2016年04月03日

11周年を迎えて

今日でアルトスはリニューアルオープンから11周年を迎えることができました。
たくさんの方に支えられてこの日を迎えられた事に心から感謝申し上げます。ありがとうございます。

昨年10年という節目の年をたくさんの方にお祝いして頂いてから一年、今日という日をこんな気持ちで迎えるとはあの時は想像もしていませんでした。この一年を私達はとても重くずっしりと受け止めています。

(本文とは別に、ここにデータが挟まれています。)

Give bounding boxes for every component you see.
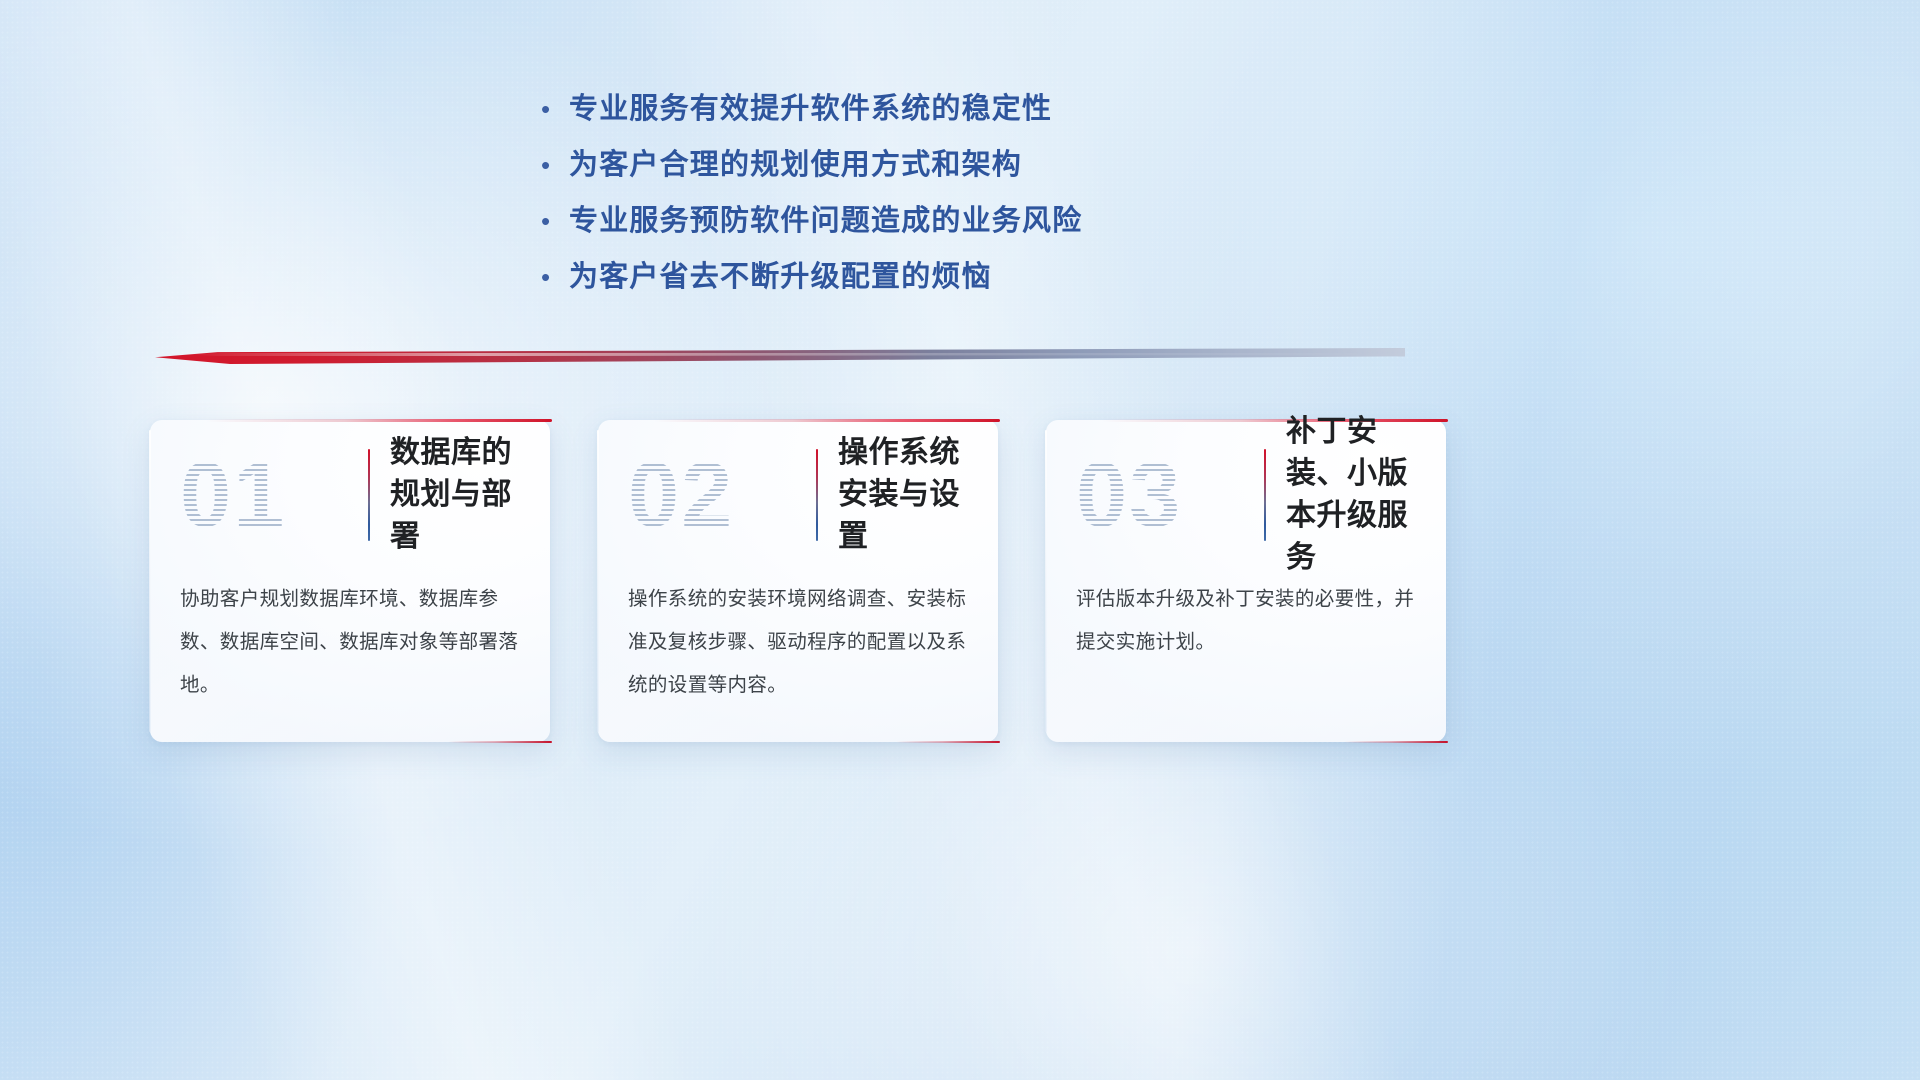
card-description: 协助客户规划数据库环境、数据库参数、数据库空间、数据库对象等部署落地。 (150, 570, 550, 707)
list-item: • 专业服务预防软件问题造成的业务风险 (535, 202, 1215, 240)
bullet-marker-icon: • (535, 208, 569, 234)
slide-canvas: • 专业服务有效提升软件系统的稳定性 • 为客户合理的规划使用方式和架构 • 专… (0, 0, 1920, 1080)
bullet-text: 专业服务预防软件问题造成的业务风险 (569, 202, 1082, 240)
service-card[interactable]: 02 操作系统安装与设置 操作系统的安装环境网络调查、安装标准及复核步骤、驱动程… (598, 420, 998, 742)
card-header: 01 数据库的规划与部署 (150, 420, 550, 570)
card-title: 操作系统安装与设置 (838, 432, 976, 558)
card-header: 03 补丁安装、小版本升级服务 (1046, 420, 1446, 570)
card-number: 02 (624, 449, 814, 541)
benefits-bullet-list: • 专业服务有效提升软件系统的稳定性 • 为客户合理的规划使用方式和架构 • 专… (535, 90, 1215, 314)
bullet-text: 为客户省去不断升级配置的烦恼 (569, 258, 992, 296)
card-divider-line (816, 449, 818, 541)
service-card[interactable]: 03 补丁安装、小版本升级服务 评估版本升级及补丁安装的必要性，并提交实施计划。 (1046, 420, 1446, 742)
card-number: 03 (1072, 449, 1262, 541)
card-description: 操作系统的安装环境网络调查、安装标准及复核步骤、驱动程序的配置以及系统的设置等内… (598, 570, 998, 707)
card-header: 02 操作系统安装与设置 (598, 420, 998, 570)
card-divider-line (368, 449, 370, 541)
bullet-marker-icon: • (535, 96, 569, 122)
bullet-text: 专业服务有效提升软件系统的稳定性 (569, 90, 1052, 128)
service-card-group: 01 数据库的规划与部署 协助客户规划数据库环境、数据库参数、数据库空间、数据库… (150, 420, 1446, 742)
card-title: 补丁安装、小版本升级服务 (1286, 411, 1424, 579)
list-item: • 为客户省去不断升级配置的烦恼 (535, 258, 1215, 296)
bullet-text: 为客户合理的规划使用方式和架构 (569, 146, 1022, 184)
card-accent-bottom (896, 741, 1000, 744)
list-item: • 专业服务有效提升软件系统的稳定性 (535, 90, 1215, 128)
service-card[interactable]: 01 数据库的规划与部署 协助客户规划数据库环境、数据库参数、数据库空间、数据库… (150, 420, 550, 742)
card-number: 01 (176, 449, 366, 541)
card-divider-line (1264, 449, 1266, 541)
section-divider (155, 348, 1405, 364)
card-description: 评估版本升级及补丁安装的必要性，并提交实施计划。 (1046, 570, 1446, 664)
bullet-marker-icon: • (535, 264, 569, 290)
card-title: 数据库的规划与部署 (390, 432, 528, 558)
card-accent-bottom (1344, 741, 1448, 744)
list-item: • 为客户合理的规划使用方式和架构 (535, 146, 1215, 184)
bullet-marker-icon: • (535, 152, 569, 178)
card-accent-bottom (448, 741, 552, 744)
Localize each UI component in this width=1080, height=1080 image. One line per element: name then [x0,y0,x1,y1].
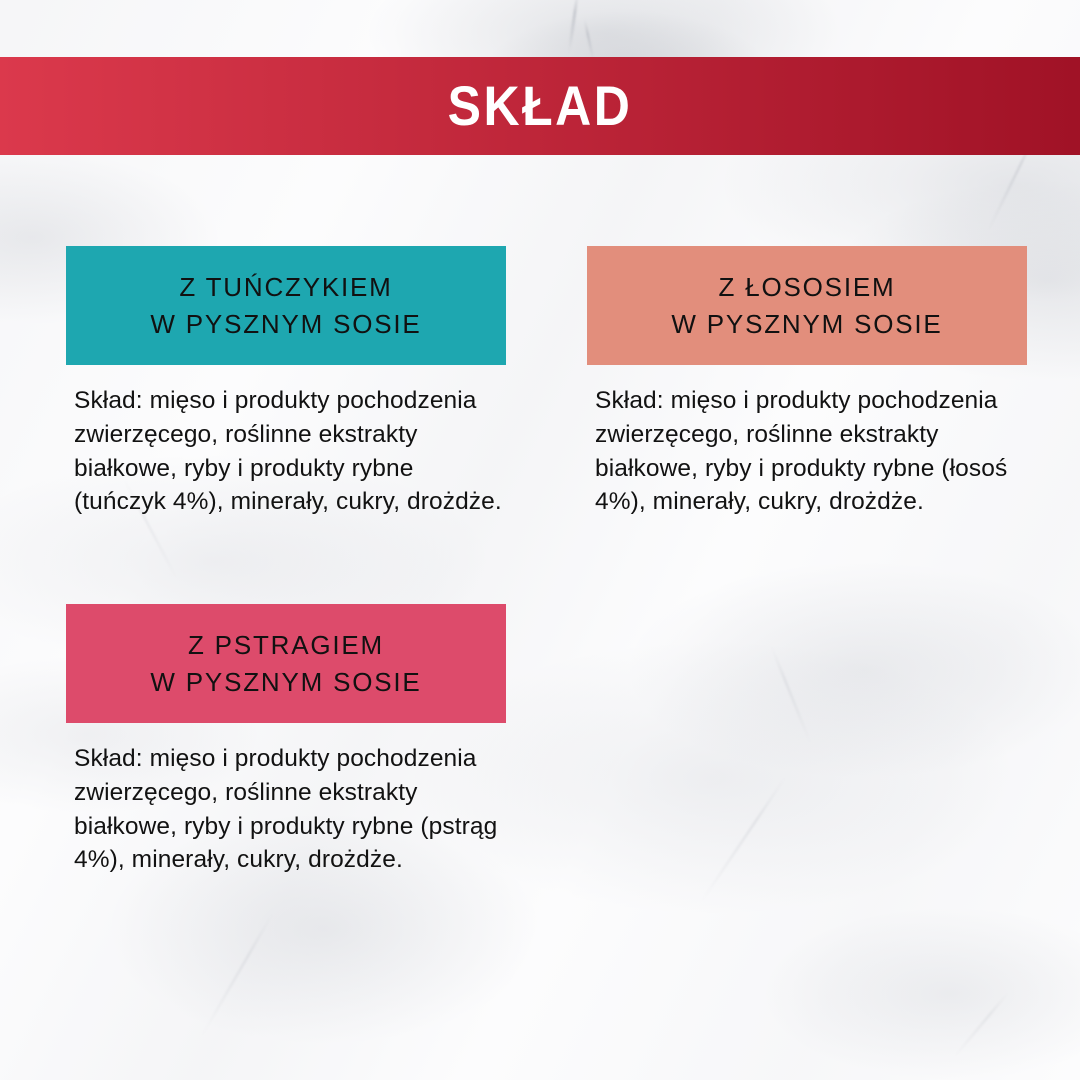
product-block-salmon: Z ŁOSOSIEM W PYSZNYM SOSIE Skład: mięso … [587,246,1027,519]
product-heading-trout: Z PSTRAGIEM W PYSZNYM SOSIE [66,604,506,723]
product-ingredients-trout: Skład: mięso i produkty pochodzenia zwie… [66,723,504,877]
product-heading-line2: W PYSZNYM SOSIE [150,664,421,701]
product-heading-tuna: Z TUŃCZYKIEM W PYSZNYM SOSIE [66,246,506,365]
product-heading-line2: W PYSZNYM SOSIE [150,306,421,343]
product-ingredients-tuna: Skład: mięso i produkty pochodzenia zwie… [66,365,504,519]
product-block-tuna: Z TUŃCZYKIEM W PYSZNYM SOSIE Skład: mięs… [66,246,506,519]
product-heading-salmon: Z ŁOSOSIEM W PYSZNYM SOSIE [587,246,1027,365]
product-ingredients-salmon: Skład: mięso i produkty pochodzenia zwie… [587,365,1045,519]
header-banner: SKŁAD [0,57,1080,155]
product-block-trout: Z PSTRAGIEM W PYSZNYM SOSIE Skład: mięso… [66,604,506,877]
page-title: SKŁAD [448,78,633,134]
product-heading-line1: Z ŁOSOSIEM [719,269,896,306]
marble-background [0,0,1080,1080]
product-heading-line1: Z TUŃCZYKIEM [179,269,392,306]
composition-infographic: SKŁAD Z TUŃCZYKIEM W PYSZNYM SOSIE Skład… [0,0,1080,1080]
product-heading-line2: W PYSZNYM SOSIE [671,306,942,343]
product-heading-line1: Z PSTRAGIEM [188,627,384,664]
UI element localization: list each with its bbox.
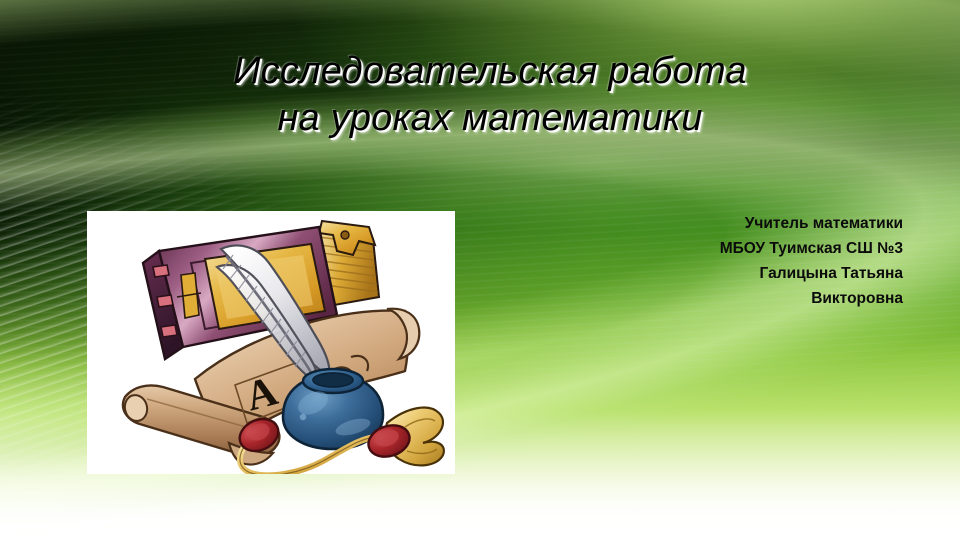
clipart-image: A: [87, 211, 455, 474]
clipart-svg: A: [87, 211, 455, 474]
credit-line-name-first: Галицына Татьяна: [648, 261, 903, 286]
credit-line-school: МБОУ Туимская СШ №3: [648, 236, 903, 261]
slide-title: Исследовательская работа на уроках матем…: [150, 48, 830, 142]
credit-line-role: Учитель математики: [648, 211, 903, 236]
author-credits-block: Учитель математики МБОУ Туимская СШ №3 Г…: [648, 211, 903, 311]
credit-line-name-second: Викторовна: [648, 286, 903, 311]
presentation-slide: Исследовательская работа на уроках матем…: [0, 0, 960, 540]
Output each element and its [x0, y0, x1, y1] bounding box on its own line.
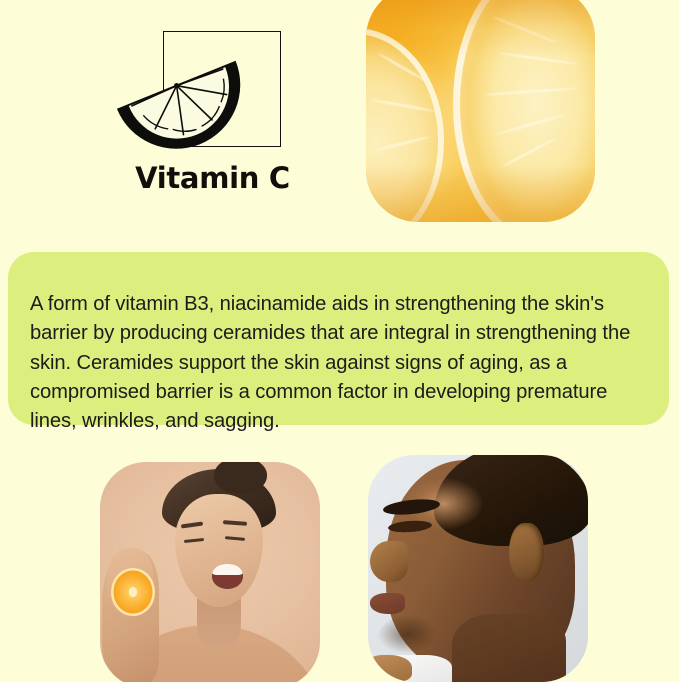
description-panel: A form of vitamin B3, niacinamide aids i…: [8, 252, 669, 425]
man-profile-photo: [368, 455, 588, 682]
man-fingers: [368, 655, 412, 682]
lemon-wedge-icon: [108, 34, 253, 154]
product-info-graphic: Vitamin C A form of vitamin B3, niacinam…: [0, 0, 679, 682]
woman-teeth: [212, 564, 243, 575]
logo-caption: Vitamin C: [0, 160, 340, 196]
lemon-photo-top-shadow: [366, 0, 595, 57]
man-nose: [370, 541, 407, 582]
vitamin-c-logo: Vitamin C: [0, 0, 340, 215]
man-ear: [509, 523, 544, 582]
woman-holding-orange-photo: [100, 462, 320, 682]
orange-half-icon: [111, 568, 155, 615]
lemon-photo-bottom-shadow: [366, 165, 595, 222]
woman-mouth: [212, 564, 243, 589]
description-text: A form of vitamin B3, niacinamide aids i…: [30, 290, 652, 436]
man-lips: [370, 593, 405, 613]
lemon-slices-photo: [366, 0, 595, 222]
man-neck: [452, 614, 566, 682]
orange-core: [129, 587, 138, 596]
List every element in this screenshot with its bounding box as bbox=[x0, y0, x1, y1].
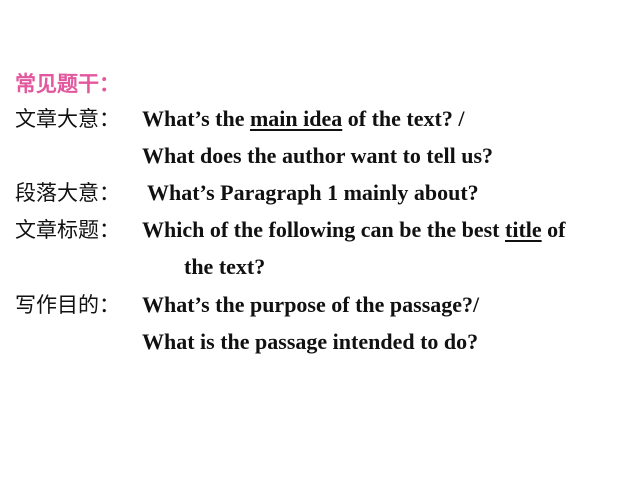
stem-text-segment: What’s Paragraph 1 mainly about? bbox=[147, 180, 479, 205]
question-stem-text: What is the passage intended to do? bbox=[142, 325, 478, 359]
question-stem-text: Which of the following can be the best t… bbox=[142, 213, 565, 247]
question-stem-text: What’s the main idea of the text? / bbox=[142, 102, 464, 136]
stem-text-segment: of the text? / bbox=[342, 106, 464, 131]
question-stem-line: What does the author want to tell us? bbox=[0, 139, 640, 176]
stem-text-segment: What’s the bbox=[142, 106, 250, 131]
question-stem-line: the text? bbox=[0, 250, 640, 287]
question-stem-line: 段落大意：What’s Paragraph 1 mainly about? bbox=[0, 176, 640, 213]
stem-text-segment: What does the author want to tell us? bbox=[142, 143, 493, 168]
stem-text-segment: What is the passage intended to do? bbox=[142, 329, 478, 354]
stem-text-segment: the text? bbox=[184, 254, 265, 279]
question-stem-line: 写作目的：What’s the purpose of the passage?/ bbox=[0, 288, 640, 325]
slide-canvas: 常见题干： 文章大意：What’s the main idea of the t… bbox=[0, 0, 640, 480]
emphasized-keyword: main idea bbox=[250, 106, 342, 131]
question-stem-text: What’s Paragraph 1 mainly about? bbox=[147, 176, 479, 210]
question-stem-text: What does the author want to tell us? bbox=[142, 139, 493, 173]
question-type-label: 文章大意： bbox=[15, 102, 143, 136]
stem-text-segment: What’s the purpose of the passage?/ bbox=[142, 292, 479, 317]
question-type-label: 文章标题： bbox=[15, 213, 143, 247]
question-type-label: 段落大意： bbox=[15, 176, 143, 210]
question-stem-text: What’s the purpose of the passage?/ bbox=[142, 288, 479, 322]
question-stem-text: the text? bbox=[184, 250, 265, 284]
question-stem-line: 文章大意：What’s the main idea of the text? / bbox=[0, 102, 640, 139]
stem-text-segment: of bbox=[542, 217, 566, 242]
section-heading: 常见题干： bbox=[15, 72, 120, 96]
question-type-label: 写作目的： bbox=[15, 288, 143, 322]
stem-text-segment: Which of the following can be the best bbox=[142, 217, 505, 242]
question-stem-line: 文章标题：Which of the following can be the b… bbox=[0, 213, 640, 250]
question-stem-line: What is the passage intended to do? bbox=[0, 325, 640, 362]
emphasized-keyword: title bbox=[505, 217, 542, 242]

先日もネットのニュースで流れていましたので、ご存知の方もあるかもしれませんが、父の代から長年お世話になっていた取次会社が倒産しました。取次というのは出版社と書店の間をつなぐ流通業者で、取次が倒産するということはその取次と契約をしている書店には本が入荷しないことを意味します。その一報が届いたのは2月5日、娘の誕生日の前日でした。たまたまお店がお休みだったので、一日早いけどお祝いをしようとケーキを買いに走ったり、ちょっとしたお祝いムードに包まれていました。
そんな中私は、まだ半信半疑ながらも今後どうなるのか、どんな対応に追われるのか不安に押しつぶされそうになっていました。ただ、最悪の事態に備えてこれまで色々な方から情報を頂いたり、助言を頂いたりしていましたので、粛々と現実を受け止めることができたと思います。そのニュースはあっという間に業界に広がり、知り合いの版元さんや同業の方からはご心配のメールを頂きました。私達はなんとしてもお店を継続させていく方向で必死でした。実際閉店や休業に追い込まれる書店が出始めてネットでは心配の声が多々上がっていました。他の取次会社と新たに契約を結ぶにはそれ相応の体力がないと実現できません。紙切れ一枚で済む話ではないのです。色々考えました。夜遅くまで2人で毎日毎日話し合いました。私が外で働いて今の形をさらに縮小して直販の本だけを扱ってやれる範囲でやろうかとも思いました。でもこの地方都市で本屋が取次に頼らずやっていくことはほぼ不可能なことなのです。今の形のままで継続していくことを前提に話し合いは続きました。その結果、以前から相談をさせて頂いた同業の方から色々なご提案を頂いて、色々な方に助けて頂いてなんとか新しい取次と契約をさせて頂くことができました。本当に様々な方が手助けして下さったお蔭で、荷物が届かなくなるという最悪の事態も免れることができました。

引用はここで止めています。